Indoor Environmental Quality (IEQ)

It is easy to assume that the success of a building lies purely in how cost-effectively it is built, meaning that the IEQ of a building is often overlooked.

Proven statistics demonstrate that healthy, comfortable employees are more satisfied and more productive, which in turn leads to lower costs as employees work harder as well as the fact that there’s not such a battle with absenteeism and sick leave.

That sad truth is that we are spending an increasing proportion of our lives indoors. With easier and quicker access to most things from within our homes, the average person spends 92% of their time indoors on a weekly basis, so survey results tell. 

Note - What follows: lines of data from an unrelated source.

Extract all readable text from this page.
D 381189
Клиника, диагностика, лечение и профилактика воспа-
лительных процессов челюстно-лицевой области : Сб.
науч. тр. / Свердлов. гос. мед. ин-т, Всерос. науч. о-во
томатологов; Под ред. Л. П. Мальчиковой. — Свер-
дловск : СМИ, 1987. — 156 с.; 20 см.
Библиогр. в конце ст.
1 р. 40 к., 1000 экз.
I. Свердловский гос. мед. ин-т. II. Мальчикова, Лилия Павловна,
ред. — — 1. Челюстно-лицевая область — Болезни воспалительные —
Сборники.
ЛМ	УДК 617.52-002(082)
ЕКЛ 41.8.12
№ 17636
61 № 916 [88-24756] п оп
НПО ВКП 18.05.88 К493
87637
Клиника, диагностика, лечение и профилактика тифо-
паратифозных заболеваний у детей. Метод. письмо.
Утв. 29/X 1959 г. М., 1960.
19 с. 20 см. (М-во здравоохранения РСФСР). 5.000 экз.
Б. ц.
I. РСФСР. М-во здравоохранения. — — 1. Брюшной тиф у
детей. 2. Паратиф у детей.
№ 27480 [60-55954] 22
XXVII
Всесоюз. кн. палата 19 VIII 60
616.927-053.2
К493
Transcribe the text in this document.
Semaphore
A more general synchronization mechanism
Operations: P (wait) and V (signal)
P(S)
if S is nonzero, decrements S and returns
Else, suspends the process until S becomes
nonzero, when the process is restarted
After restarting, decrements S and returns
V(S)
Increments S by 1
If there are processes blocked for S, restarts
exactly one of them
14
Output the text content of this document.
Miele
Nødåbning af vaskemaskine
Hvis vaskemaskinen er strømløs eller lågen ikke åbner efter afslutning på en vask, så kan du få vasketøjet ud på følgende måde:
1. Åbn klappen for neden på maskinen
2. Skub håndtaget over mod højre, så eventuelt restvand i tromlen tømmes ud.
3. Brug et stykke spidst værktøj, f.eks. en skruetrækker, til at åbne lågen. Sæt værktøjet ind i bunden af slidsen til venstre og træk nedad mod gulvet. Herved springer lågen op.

This highlights the importance of ensuring IEQ factors are included at the outset of building plans.  IEQ consists of measures such as: 

Thermal comfort, Indoor air quality, including control of airborne contaminants and adequate ventilation, adequate daylight and lighting levels, acoustic conditions and humidity.

By thinking about IEQ and proactively addressing ‘wellness’ in the design and construction of our buildings, we are helping to create more valuable assets, protect occupants from illness, increase productivity, and potentially improve retention or absenteeism rates in workplaces, all of which have a positive impact on the business bottom line.

Biophilic Design

Biophilic Design is an innovative way of designing the places where we live, work, and learn to reflect nature. The biophilia hypothesis suggests that humans possess an innate tendency to seek connections with nature and other forms of life.

Why we care about biophilia in building design:

Firstly, it is becoming increasingly well demonstrated that biophilic elements have real, measurable benefits relative to such human performance metrics as productivity, emotional well-being, stress reduction, learning, and healing.

And secondly, from an environmental standpoint, biophilic features foster an appreciation of nature, which, in turn, should lead to greater protection of natural areas, eliminate pollution, and maintain a clean environment.

The most clearly demonstrated benefits of biophilia are related to health and healing – even the historical record reflects that the potential for biophilic features to produce positive, measurable outcomes on human health and healing has been understood for centuries.

Exposure to nature also appears to reduce pain , and this is through different types of mechanisms, including distraction and stress reduction.

Additionally, when contact with nature involves exposure to natural light or sunlight, yet another pain-reduction mechanism may come into play as sunlight exposure elevates concentrations of serotonin, a neurotransmitter that inhibits pain pathways in the central nervous system.